When we add human beings to our visualization, it becomes evident that the system is sociotechnical. The humans are doing the work and have the context behind the changes they are making. But where did they get that context? Often it’s from participating in specific incidents. I’m a big fan of the idea that incidents are unplanned investments. The return on those investments is learning. Therefore, the lessons learned from analyzing incidents can reveal important information about your technical systems, organization, and how various parts interact. Let’s add yellow markers for significant incidents into our timeline:
Incidents provide context for the work we do. If we have questions about the MySQL 8 migration, the answers are probably informed by whatever happened in the “MySQL collation” incident. Visualizing our system this way also makes it clear that incidents can be powerful storytelling mechanisms. Investing in good quality incident write-ups can extend the value of incidents for engineers who join after the fact.
Lenses into a System
Each set of markers we added to our system provided new context to form assumptions and frame our thinking. Everything in the visualization existed whether we were looking or not. It becomes clear when looked at this way that each of these dimensions is inextricably linked. It’s impossible to think holistically about software without thinking about the operational environment, or the users of the system, or the people involved in building and maintaining it.
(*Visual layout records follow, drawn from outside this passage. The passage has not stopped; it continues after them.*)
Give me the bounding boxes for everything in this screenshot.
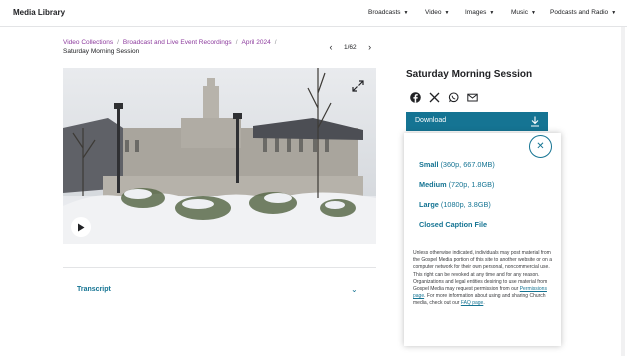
faq-link[interactable]: FAQ page [461,300,484,306]
transcript-label: Transcript [77,286,111,293]
breadcrumb-separator: / [235,39,238,46]
breadcrumb-separator: / [117,39,119,46]
x-icon[interactable] [429,90,440,103]
next-icon[interactable]: › [365,42,375,52]
chevron-down-icon: ⌄ [351,285,358,294]
play-icon [78,223,85,231]
brand-logo[interactable]: Media Library [13,8,65,17]
close-button[interactable]: ✕ [529,135,552,158]
caret-down-icon: ▼ [403,10,409,16]
usage-notice: Unless otherwise indicated, individuals … [413,250,552,307]
breadcrumb-current: Saturday Morning Session [63,48,140,55]
caret-down-icon: ▼ [444,10,450,16]
download-button[interactable]: Download [406,112,548,131]
play-button[interactable] [71,217,91,237]
top-navigation: Media Library Broadcasts ▼ Video ▼ Images ▼… [0,0,627,27]
nav-images[interactable]: Images ▼ [465,9,494,16]
breadcrumb: Video Collections / Broadcast and Live Eve… [63,39,281,46]
facebook-icon[interactable] [410,90,421,103]
scrollbar[interactable] [621,27,625,356]
nav-podcasts-radio[interactable]: Podcasts and Radio ▼ [550,9,616,16]
transcript-accordion[interactable]: Transcript ⌄ [63,268,376,313]
download-label: Download [415,117,447,124]
pager: ‹ 1/62 › [326,42,375,52]
download-option-large[interactable]: Large (1080p, 3.8GB) [419,200,491,209]
breadcrumb-separator: / [274,39,277,46]
snowy-building-image [63,68,376,244]
nav-broadcasts[interactable]: Broadcasts ▼ [368,9,408,16]
video-thumbnail[interactable] [63,68,376,244]
download-option-captions[interactable]: Closed Caption File [419,220,487,229]
breadcrumb-link[interactable]: Video Collections [63,39,113,46]
breadcrumb-link[interactable]: Broadcast and Live Event Recordings [123,39,232,46]
previous-icon[interactable]: ‹ [326,42,336,52]
expand-icon[interactable] [352,80,364,92]
download-option-small[interactable]: Small (360p, 667.0MB) [419,160,495,169]
email-icon[interactable] [467,90,478,102]
download-icon [531,116,539,127]
caret-down-icon: ▼ [530,10,536,16]
caret-down-icon: ▼ [611,10,617,16]
pager-count: 1/62 [344,43,357,51]
caret-down-icon: ▼ [489,10,495,16]
nav-video[interactable]: Video ▼ [425,9,449,16]
nav-music[interactable]: Music ▼ [511,9,536,16]
download-option-medium[interactable]: Medium (720p, 1.8GB) [419,180,494,189]
whatsapp-icon[interactable] [448,90,459,103]
share-icons [410,90,478,103]
close-icon: ✕ [536,141,545,152]
media-title: Saturday Morning Session [406,69,533,80]
breadcrumb-link[interactable]: April 2024 [242,39,271,46]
These things come together to create another lens through which we can view the world.
It’s important to point out that the final image here is still incomplete. We’ll never fit all of the contexts into a single model. We could keep going, adding more and more context. A fascinating one, for example, would be marking the beginning of the COVID pandemic, when a team that perhaps was colocated started working remotely, and when stress and risk of burnout increased considerably. Otherwise, we’ll eventually include the whole world, but it’s interesting to continually zoom out and see how a new lens helps frame our perspectives.
Embrace Sociotechnical Perspectives
So our systems are sociotechnical. What do you do about this? I think it’s clear that you start by investing in the social parts of the system. If you want to understand why your systems perform the way they do, it’s necessary to know how expertise is created and distributed amongst the people in your organization. The single best way to do this is to invest in incident analysis.
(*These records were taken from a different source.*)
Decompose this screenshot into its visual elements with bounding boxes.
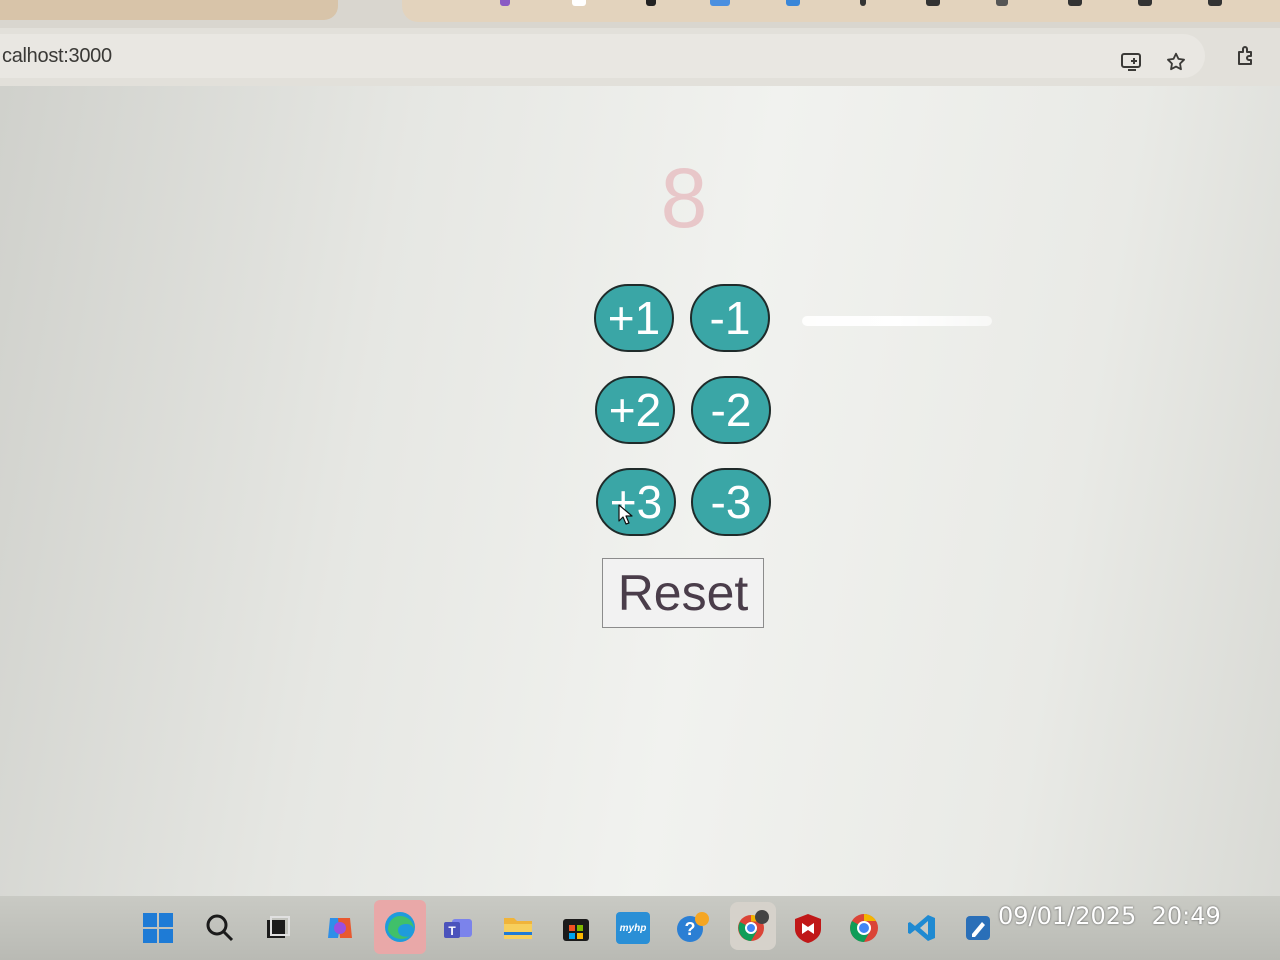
task-view-icon[interactable]	[260, 910, 296, 946]
decrement-1-button[interactable]: -1	[690, 284, 770, 352]
increment-1-button[interactable]: +1	[594, 284, 674, 352]
edge-icon[interactable]	[374, 900, 426, 954]
tab-favicon	[1138, 0, 1152, 6]
teams-icon[interactable]: T	[440, 910, 476, 946]
tab-favicon	[1208, 0, 1222, 6]
svg-text:T: T	[448, 924, 456, 938]
app-icon[interactable]	[960, 910, 996, 946]
search-icon[interactable]	[202, 910, 238, 946]
decrement-2-button[interactable]: -2	[691, 376, 771, 444]
address-bar[interactable]: calhost:3000	[0, 34, 1205, 78]
taskbar-clock[interactable]: 09/01/2025 20:49	[998, 902, 1221, 930]
date-text: 09/01/2025	[998, 902, 1137, 930]
mcafee-icon[interactable]	[790, 910, 826, 946]
file-explorer-icon[interactable]	[500, 910, 536, 946]
tab-favicon	[500, 0, 510, 6]
screen: calhost:3000 8 +1 -1 +2 -2 +3 -3 Reset T…	[0, 0, 1280, 960]
tab-favicon	[860, 0, 866, 6]
screen-glare	[802, 316, 992, 326]
tab-favicon	[786, 0, 800, 6]
bookmark-star-icon[interactable]	[1164, 50, 1188, 74]
browser-toolbar: calhost:3000	[0, 28, 1280, 86]
chrome-icon[interactable]	[846, 910, 882, 946]
tab-favicon	[572, 0, 586, 6]
chrome-profile-icon[interactable]	[730, 902, 776, 950]
mouse-cursor-icon	[618, 504, 633, 525]
page-content: 8 +1 -1 +2 -2 +3 -3 Reset	[0, 86, 1280, 896]
url-text[interactable]: calhost:3000	[2, 45, 112, 68]
svg-text:?: ?	[685, 919, 696, 939]
reset-button[interactable]: Reset	[602, 558, 764, 628]
store-icon[interactable]	[558, 910, 594, 946]
extensions-icon[interactable]	[1234, 44, 1258, 68]
tab-favicon	[926, 0, 940, 6]
tab-favicon	[1068, 0, 1082, 6]
install-app-icon[interactable]	[1120, 50, 1144, 74]
help-icon[interactable]: ?	[674, 910, 710, 946]
windows-start-icon[interactable]	[140, 910, 176, 946]
decrement-3-button[interactable]: -3	[691, 468, 771, 536]
counter-value: 8	[660, 151, 708, 245]
vscode-icon[interactable]	[904, 910, 940, 946]
browser-tab[interactable]	[0, 0, 338, 20]
tab-favicon	[996, 0, 1008, 6]
time-text: 20:49	[1151, 902, 1221, 930]
browser-tab[interactable]	[402, 0, 1280, 22]
increment-3-button[interactable]: +3	[596, 468, 676, 536]
increment-2-button[interactable]: +2	[595, 376, 675, 444]
myhp-icon[interactable]: myhp	[616, 912, 650, 944]
tab-favicon	[646, 0, 656, 6]
tab-strip	[0, 0, 1280, 28]
copilot-icon[interactable]	[322, 910, 358, 946]
taskbar: T myhp ? 09/01/2025 20:49	[0, 896, 1280, 960]
tab-favicon	[710, 0, 730, 6]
Many organizations have adopted the practice of doing “post-mortems” or “retrospectives” after incidents. Retrospectives are great! Unfortunately, I think a lot of learning is left on the table by the adoption of template-driven processes that produce shallow understandings of what transpired. I’ve spoken about how I think we can improve this. There are also experts in the field who provide training and consulting in incident analysis. There are also communities and companies dedicated to helping you improve this practice.
Investing in incident analysis will empower teams to discover what they know, and almost as importantly, how they know what they know. It’s a necessary part of understanding the social aspects of your system, which hopefully this post demonstrates, are inextricable from any other part.